The Big Goodbye: Chinatown and the Last Years of Hollywood by Sam Wasson
The Big Goodbye looks at the struggle to create the classic film Chinatown by focusing on the four men responsible for bringing it to the big screen: screenwriter Robert Towne, producer Robert Evans, director Roman Polanski, and star Jack Nicholson.
The Hollywood that this quartet had fallen in love with and thrived in was coming to an end. One year to the day after Chinatown's release, Jaws hit the theaters and not only did Hollywood change the way they viewed successful films, but also how to make and market these films. Marketing departments and the Don Simpsons of the world were about to take over, replacing film-loving movie makers and the studios that had supported them with high-concept, often-lowbrow movies and summer blockbusters.

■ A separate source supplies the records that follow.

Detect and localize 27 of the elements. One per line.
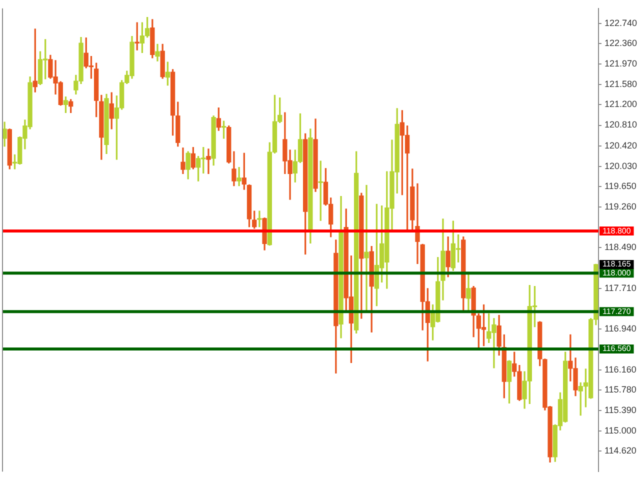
y-tick-label: 120.030 <box>604 160 638 171</box>
y-tick-label: 122.360 <box>604 38 638 48</box>
y-tick-label: 122.740 <box>604 18 638 28</box>
y-tick-label: 116.160 <box>604 364 636 374</box>
ref-line-label: 116.560 <box>602 344 632 354</box>
y-tick-label: 121.970 <box>604 58 638 69</box>
y-tick-label: 116.940 <box>604 323 636 334</box>
y-tick-label: 115.390 <box>604 405 636 416</box>
text: 118.165 <box>602 260 632 269</box>
y-tick-label: 119.650 <box>604 180 636 191</box>
y-tick-label: 115.000 <box>604 426 636 436</box>
y-tick-label: 121.580 <box>604 79 638 90</box>
y-tick-label: 119.260 <box>604 201 636 212</box>
y-tick-label: 121.200 <box>604 99 638 110</box>
candlestick <box>364 184 369 311</box>
ref-line-label: 118.800 <box>602 226 632 236</box>
candlestick <box>257 210 262 228</box>
y-tick-label: 115.780 <box>604 384 636 394</box>
y-tick-label: 114.620 <box>604 446 636 456</box>
y-tick-label: 118.490 <box>604 242 636 252</box>
ref-line-label: 117.270 <box>602 306 632 316</box>
y-tick-label: 120.420 <box>604 140 638 150</box>
candlestick <box>206 148 211 174</box>
ref-line-label: 118.000 <box>602 268 632 278</box>
y-tick-label: 120.810 <box>604 120 638 130</box>
candlestick <box>236 167 242 186</box>
y-tick-label: 117.710 <box>604 282 636 293</box>
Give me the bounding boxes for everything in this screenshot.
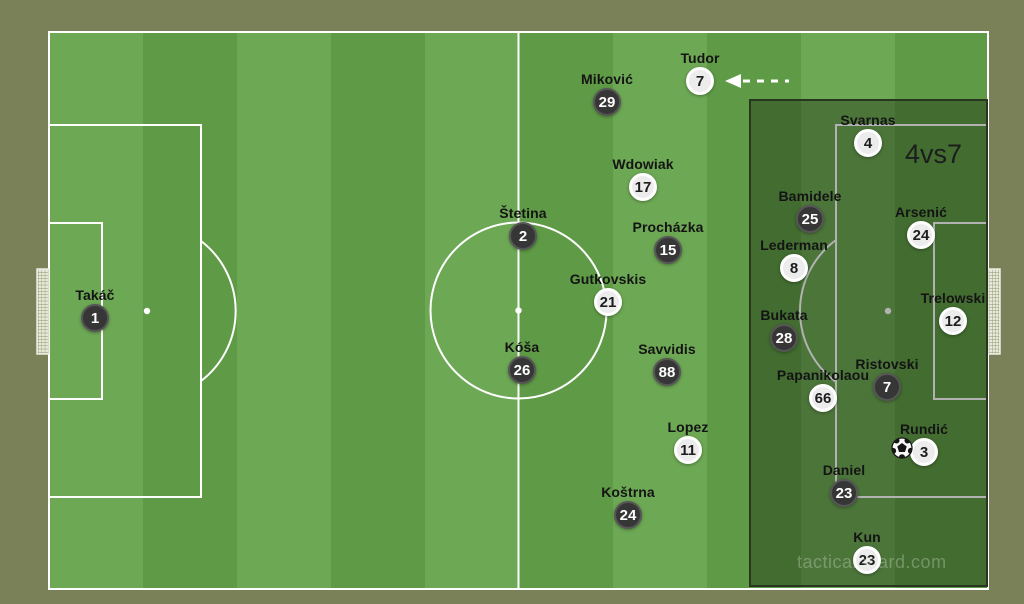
player-number-badge[interactable]: 21 (594, 288, 622, 316)
player-number-badge[interactable]: 15 (654, 236, 682, 264)
player-name-label: Trelowski (920, 290, 986, 306)
player-name-label: Miković (580, 71, 634, 87)
player-number-badge[interactable]: 26 (508, 356, 536, 384)
player-name-label: Kóša (504, 339, 540, 355)
player-number-badge[interactable]: 7 (686, 67, 714, 95)
arrow-head-icon (725, 74, 741, 88)
player-number-badge[interactable]: 2 (509, 222, 537, 250)
player-name-label: Bukata (760, 307, 808, 323)
ball[interactable] (890, 436, 914, 460)
penalty-spot-right (884, 307, 892, 315)
player-number-badge[interactable]: 17 (629, 173, 657, 201)
penalty-arc-left (200, 240, 237, 382)
movement-arrow[interactable] (725, 74, 789, 88)
player-number-badge[interactable]: 8 (780, 254, 808, 282)
player-number-badge[interactable]: 66 (809, 384, 837, 412)
player-number-badge[interactable]: 11 (674, 436, 702, 464)
player-number-badge[interactable]: 23 (830, 479, 858, 507)
player-number-badge[interactable]: 3 (910, 438, 938, 466)
player-name-label: Ristovski (855, 356, 919, 372)
player-number-badge[interactable]: 7 (873, 373, 901, 401)
player-name-label: Kun (853, 529, 881, 545)
pitch-spots (143, 307, 892, 315)
watermark: tacticalboard.com (797, 552, 947, 572)
player-number-badge[interactable]: 12 (939, 307, 967, 335)
player-name-label: Rundić (899, 421, 949, 437)
player-name-label: Papanikolaou (776, 367, 870, 383)
goal-left (36, 268, 50, 355)
penalty-arc-right (798, 239, 837, 383)
player-name-label: Bamidele (778, 188, 842, 204)
player-number-badge[interactable]: 29 (593, 88, 621, 116)
player-name-label: Gutkovskis (569, 271, 647, 287)
player-name-label: Daniel (822, 462, 866, 478)
player-name-label: Štetina (499, 205, 547, 221)
zone-label[interactable]: 4vs7 (905, 139, 963, 169)
player-name-label: Savvidis (638, 341, 696, 357)
player-number-badge[interactable]: 88 (653, 358, 681, 386)
player-number-badge[interactable]: 23 (853, 546, 881, 574)
player-name-label: Tudor (680, 50, 720, 66)
player-number-badge[interactable]: 28 (770, 324, 798, 352)
penalty-spot-left (143, 307, 151, 315)
player-number-badge[interactable]: 1 (81, 304, 109, 332)
player-name-label: Lopez (667, 419, 709, 435)
player-name-label: Wdowiak (612, 156, 674, 172)
player-name-label: Lederman (760, 237, 828, 253)
player-name-label: Procházka (632, 219, 704, 235)
player-number-badge[interactable]: 24 (907, 221, 935, 249)
soccer-ball-icon (891, 437, 913, 459)
player-number-badge[interactable]: 24 (614, 501, 642, 529)
player-number-badge[interactable]: 4 (854, 129, 882, 157)
centre-spot (515, 307, 522, 314)
player-name-label: Svarnas (840, 112, 896, 128)
player-name-label: Arsenić (894, 204, 948, 220)
player-name-label: Takáč (75, 287, 115, 303)
player-number-badge[interactable]: 25 (796, 205, 824, 233)
player-name-label: Koštrna (601, 484, 655, 500)
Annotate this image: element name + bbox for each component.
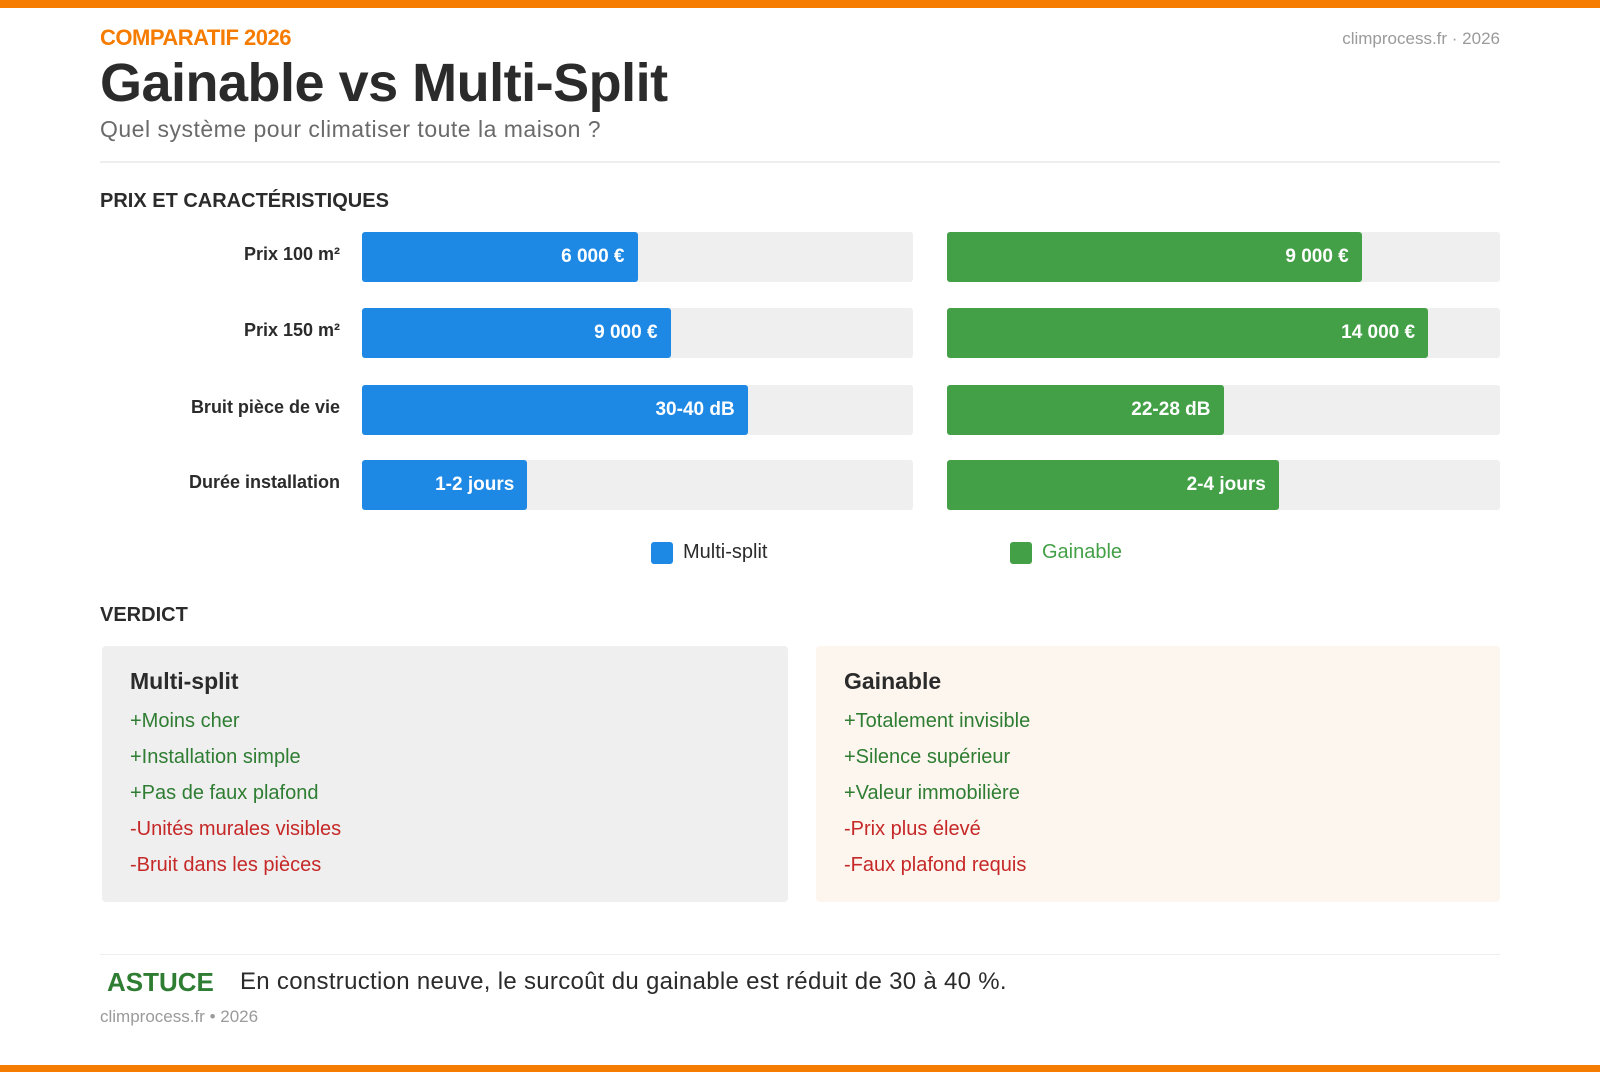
bar-track-gainable: 2-4 jours — [947, 460, 1500, 510]
verdict-card-gainable: Gainable +Totalement invisible +Silence s… — [816, 646, 1500, 902]
row-label: Durée installation — [188, 472, 340, 492]
site-credit: climprocess.fr · 2026 — [1342, 29, 1500, 48]
bar-track-gainable: 22-28 dB — [947, 385, 1500, 435]
bar-track-multisplit: 30-40 dB — [362, 385, 913, 435]
bar-multisplit: 9 000 € — [362, 308, 671, 358]
pro-item: +Totalement invisible — [844, 710, 1031, 732]
pro-item: +Installation simple — [130, 746, 301, 768]
card-title: Multi-split — [130, 668, 239, 694]
row-label: Prix 150 m² — [243, 320, 340, 340]
kicker: COMPARATIF 2026 — [100, 25, 291, 50]
tip-text: En construction neuve, le surcoût du gai… — [240, 968, 1007, 995]
footer-credit: climprocess.fr • 2026 — [100, 1007, 259, 1026]
bar-multisplit: 6 000 € — [362, 232, 638, 282]
bar-track-gainable: 9 000 € — [947, 232, 1500, 282]
con-item: -Prix plus élevé — [844, 818, 981, 840]
bar-track-multisplit: 6 000 € — [362, 232, 913, 282]
tip-label: ASTUCE — [107, 967, 214, 997]
row-label: Bruit pièce de vie — [190, 397, 340, 417]
divider — [100, 954, 1500, 955]
verdict-card-multisplit: Multi-split +Moins cher +Installation sim… — [102, 646, 788, 902]
bar-gainable: 22-28 dB — [947, 385, 1224, 435]
pro-item: +Silence supérieur — [844, 746, 1011, 768]
legend-gainable: Gainable — [1010, 541, 1122, 564]
bar-multisplit: 1-2 jours — [362, 460, 528, 510]
con-item: -Bruit dans les pièces — [130, 854, 322, 876]
top-accent-bar — [0, 0, 1600, 8]
pro-item: +Pas de faux plafond — [130, 782, 319, 804]
bar-track-gainable: 14 000 € — [947, 308, 1500, 358]
legend-label: Multi-split — [683, 541, 768, 563]
page-title: Gainable vs Multi-Split — [100, 53, 668, 113]
bar-multisplit: 30-40 dB — [362, 385, 748, 435]
legend-swatch-multisplit — [651, 541, 673, 564]
bar-gainable: 2-4 jours — [947, 460, 1279, 510]
row-label: Prix 100 m² — [243, 244, 340, 264]
section-title-verdict: VERDICT — [100, 604, 188, 626]
legend-swatch-gainable — [1010, 541, 1032, 564]
legend-label: Gainable — [1042, 541, 1123, 563]
page-subtitle: Quel système pour climatiser toute la ma… — [100, 116, 602, 142]
bar-gainable: 14 000 € — [947, 308, 1429, 358]
bar-track-multisplit: 1-2 jours — [362, 460, 913, 510]
section-title-chart: PRIX ET CARACTÉRISTIQUES — [100, 190, 389, 212]
bar-gainable: 9 000 € — [947, 232, 1362, 282]
bottom-accent-bar — [0, 1065, 1600, 1072]
con-item: -Unités murales visibles — [130, 818, 342, 840]
pro-item: +Valeur immobilière — [844, 782, 1020, 804]
divider — [100, 161, 1500, 163]
legend-multisplit: Multi-split — [651, 541, 767, 564]
bar-track-multisplit: 9 000 € — [362, 308, 913, 358]
card-title: Gainable — [844, 668, 942, 694]
con-item: -Faux plafond requis — [844, 854, 1027, 876]
pro-item: +Moins cher — [130, 710, 240, 732]
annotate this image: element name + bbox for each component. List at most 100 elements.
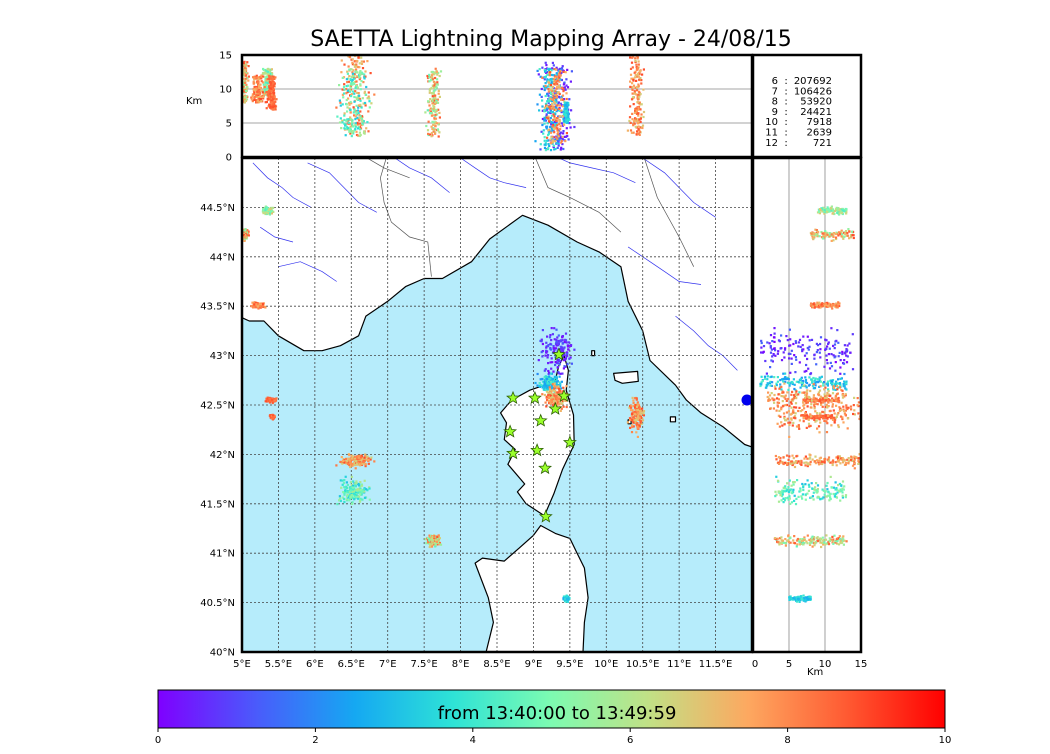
source-point-altitude	[343, 119, 345, 121]
source-point	[559, 340, 561, 342]
source-point-altitude	[549, 126, 551, 128]
source-point	[351, 476, 353, 478]
source-point-altitude	[431, 132, 433, 134]
source-point-altitude	[559, 115, 561, 117]
source-point-altitude	[259, 76, 261, 78]
source-point-altitude	[558, 77, 560, 79]
source-point-altitude	[573, 126, 575, 128]
source-point-side	[829, 540, 831, 542]
source-point-side	[844, 233, 846, 235]
source-point-altitude	[435, 101, 437, 103]
source-point-altitude	[557, 135, 559, 137]
source-point-side	[775, 455, 777, 457]
source-point-side	[816, 489, 818, 491]
source-point-side	[794, 542, 796, 544]
source-point-altitude	[361, 63, 363, 65]
source-point-altitude	[269, 76, 271, 78]
source-point-altitude	[563, 83, 565, 85]
source-point-side	[839, 366, 841, 368]
source-point-altitude	[638, 128, 640, 130]
source-point	[573, 349, 575, 351]
source-point	[544, 394, 546, 396]
source-point-side	[841, 402, 843, 404]
source-point-altitude	[344, 125, 346, 127]
source-point-side	[808, 490, 810, 492]
source-point-side	[816, 304, 818, 306]
source-point-altitude	[552, 141, 554, 143]
source-point	[346, 481, 348, 483]
source-point-side	[842, 480, 844, 482]
source-point-altitude	[435, 114, 437, 116]
source-point-side	[770, 359, 772, 361]
source-point	[562, 339, 564, 341]
source-point-altitude	[258, 85, 260, 87]
source-point-altitude	[541, 99, 543, 101]
source-point-altitude	[554, 102, 556, 104]
source-point-side	[807, 535, 809, 537]
source-point-altitude	[547, 147, 549, 149]
source-point-altitude	[554, 90, 556, 92]
source-point	[353, 493, 355, 495]
source-point-altitude	[547, 129, 549, 131]
source-point-altitude	[566, 102, 568, 104]
source-point	[541, 378, 543, 380]
source-point-side	[849, 352, 851, 354]
source-point-side	[840, 359, 842, 361]
source-point-altitude	[556, 138, 558, 140]
source-point	[364, 454, 366, 456]
source-point-altitude	[560, 147, 562, 149]
source-point-altitude	[365, 127, 367, 129]
source-point-altitude	[265, 82, 267, 84]
source-point-altitude	[243, 96, 245, 98]
source-point-altitude	[346, 78, 348, 80]
source-point-side	[831, 380, 833, 382]
source-point-altitude	[359, 135, 361, 137]
source-point	[551, 378, 553, 380]
source-point-side	[784, 373, 786, 375]
source-point-side	[819, 352, 821, 354]
source-point-altitude	[560, 99, 562, 101]
source-point-side	[838, 355, 840, 357]
source-point-altitude	[539, 68, 541, 70]
source-point-altitude	[362, 67, 364, 69]
source-point-altitude	[359, 117, 361, 119]
source-point-altitude	[550, 132, 552, 134]
source-point	[567, 344, 569, 346]
source-point-side	[843, 359, 845, 361]
longitude-tick-label: 7°E	[379, 659, 397, 670]
source-point-altitude	[640, 82, 642, 84]
source-point	[550, 381, 552, 383]
source-point	[543, 388, 545, 390]
source-point-side	[818, 415, 820, 417]
source-point-side	[795, 503, 797, 505]
source-point-side	[836, 329, 838, 331]
source-point	[549, 336, 551, 338]
source-point-altitude	[558, 123, 560, 125]
source-point	[556, 336, 558, 338]
source-point-altitude	[539, 148, 541, 150]
latitude-tick-label: 44.5°N	[200, 203, 235, 214]
source-point-altitude	[562, 148, 564, 150]
source-point-altitude	[244, 101, 246, 103]
source-point	[553, 400, 555, 402]
source-point-altitude	[545, 85, 547, 87]
source-point	[358, 484, 360, 486]
source-point	[642, 412, 644, 414]
source-point-side	[823, 381, 825, 383]
source-point-altitude	[631, 62, 633, 64]
source-point-side	[774, 495, 776, 497]
source-point-side	[817, 231, 819, 233]
source-point-side	[785, 542, 787, 544]
source-point-altitude	[551, 103, 553, 105]
source-point	[637, 436, 639, 438]
longitude-tick-label: 10.5°E	[626, 659, 660, 670]
source-point	[351, 457, 353, 459]
source-point	[558, 388, 560, 390]
source-point	[356, 482, 358, 484]
source-point-side	[821, 461, 823, 463]
source-point-altitude	[553, 148, 555, 150]
source-point-side	[826, 495, 828, 497]
source-point-altitude	[268, 104, 270, 106]
source-point	[355, 456, 357, 458]
source-point-side	[775, 458, 777, 460]
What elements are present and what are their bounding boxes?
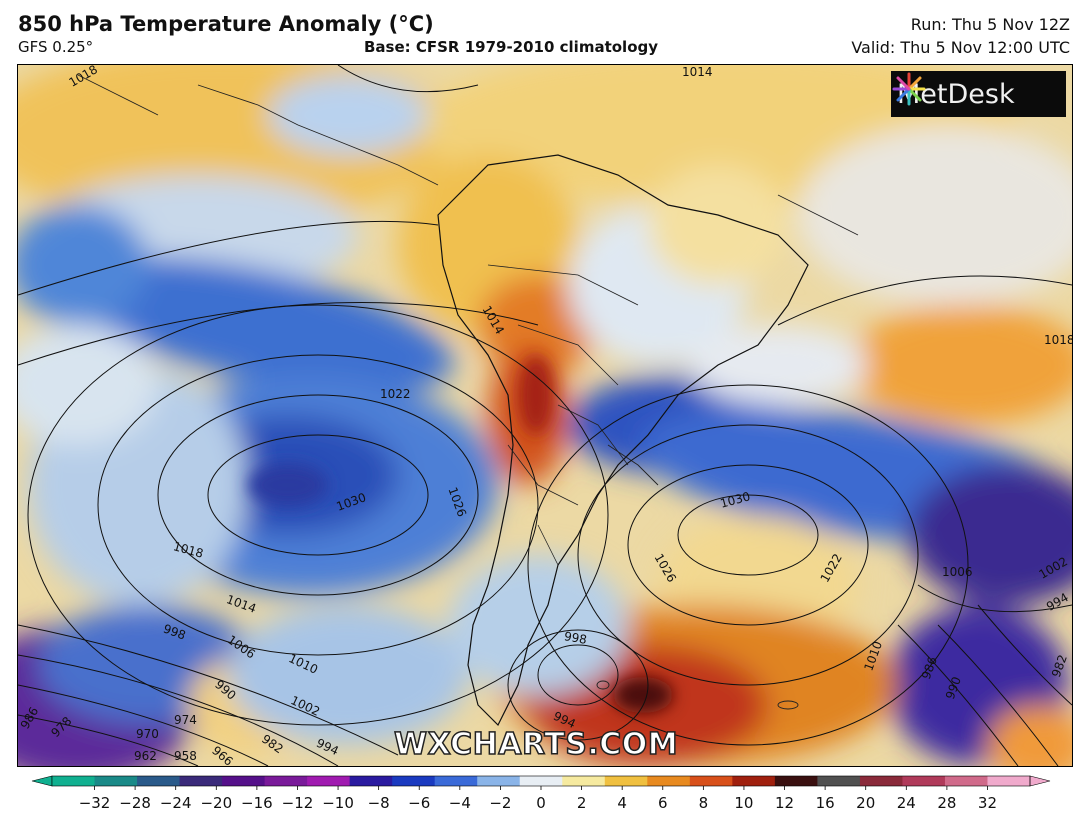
colorbar: −32 −28 −24 −20 −16 −12 −10 −8 −6 −4 −2 0 2 4 6 8 10 12 16… xyxy=(31,775,1051,812)
isobar-label: 974 xyxy=(174,713,197,727)
isobars xyxy=(18,65,1072,766)
colorbar-tick-label: −28 xyxy=(119,794,151,812)
colorbar-cell xyxy=(732,776,776,786)
colorbar-tick-label: −2 xyxy=(489,794,511,812)
colorbar-tick-label: 6 xyxy=(658,794,668,812)
colorbar-cell xyxy=(137,776,181,786)
colorbar-cell xyxy=(349,776,393,786)
isobar-label: 970 xyxy=(136,727,159,741)
colorbar-tick-label: −12 xyxy=(282,794,314,812)
valid-time-label: Valid: Thu 5 Nov 12:00 UTC xyxy=(851,38,1070,57)
watermark: WXCHARTS.COM xyxy=(393,726,679,763)
colorbar-tick-label: −24 xyxy=(160,794,192,812)
colorbar-cell xyxy=(987,776,1031,786)
colorbar-cell xyxy=(604,776,648,786)
colorbar-cell xyxy=(944,776,988,786)
map-canvas xyxy=(18,65,1072,766)
colorbar-tick-label: 20 xyxy=(856,794,875,812)
model-label: GFS 0.25° xyxy=(18,38,94,56)
colorbar-tick-label: 4 xyxy=(617,794,627,812)
colorbar-tick-label: 16 xyxy=(816,794,835,812)
colorbar-cell xyxy=(689,776,733,786)
colorbar-min-arrow xyxy=(31,775,53,787)
isobar-label: 958 xyxy=(174,749,197,763)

After the triumph of Chinatown, Evans became a dinosaur, infamously dethroned at Paramount. Towne started using cocaine and went off the rails personally, and Polanski was infamously convicted of raping a thirteen year old girl and skipped town for exile in Europe. Nicholson would confirm his status as a great star with his next film One Flew Over the Cuckoo's Nest, which earned him his first Oscar win (on his fifth nomination, the fourth being for Chinatown) and never looked back.
Wasson begins at the beginning, introducing the quartet by going back to their childhoods and giving the reader a look into what drove them personally and professionally. And of course, there is the inescapable and horrific story of the Manson murders, in which Polanski's wife Sharon Tate, their unborn son, and several others were brutally slaughtered, and its aftermath.
A terrific book, especially if you're a fan of Hollywood and film history as I am.
The phone rang in the cutting room, and Lambro picked it up.
It was a girl's voice.
"You have the wrong extension," Lambro told her. "There's no Paul here."
"That's for me," Polanski said, reaching for the phone.
Lambro had earlier browsed an adult newspaper left in the cutting room, glancing at a personal ad, circled, fifteen-year-old girl, "confidential, likes relationships with European man in forties."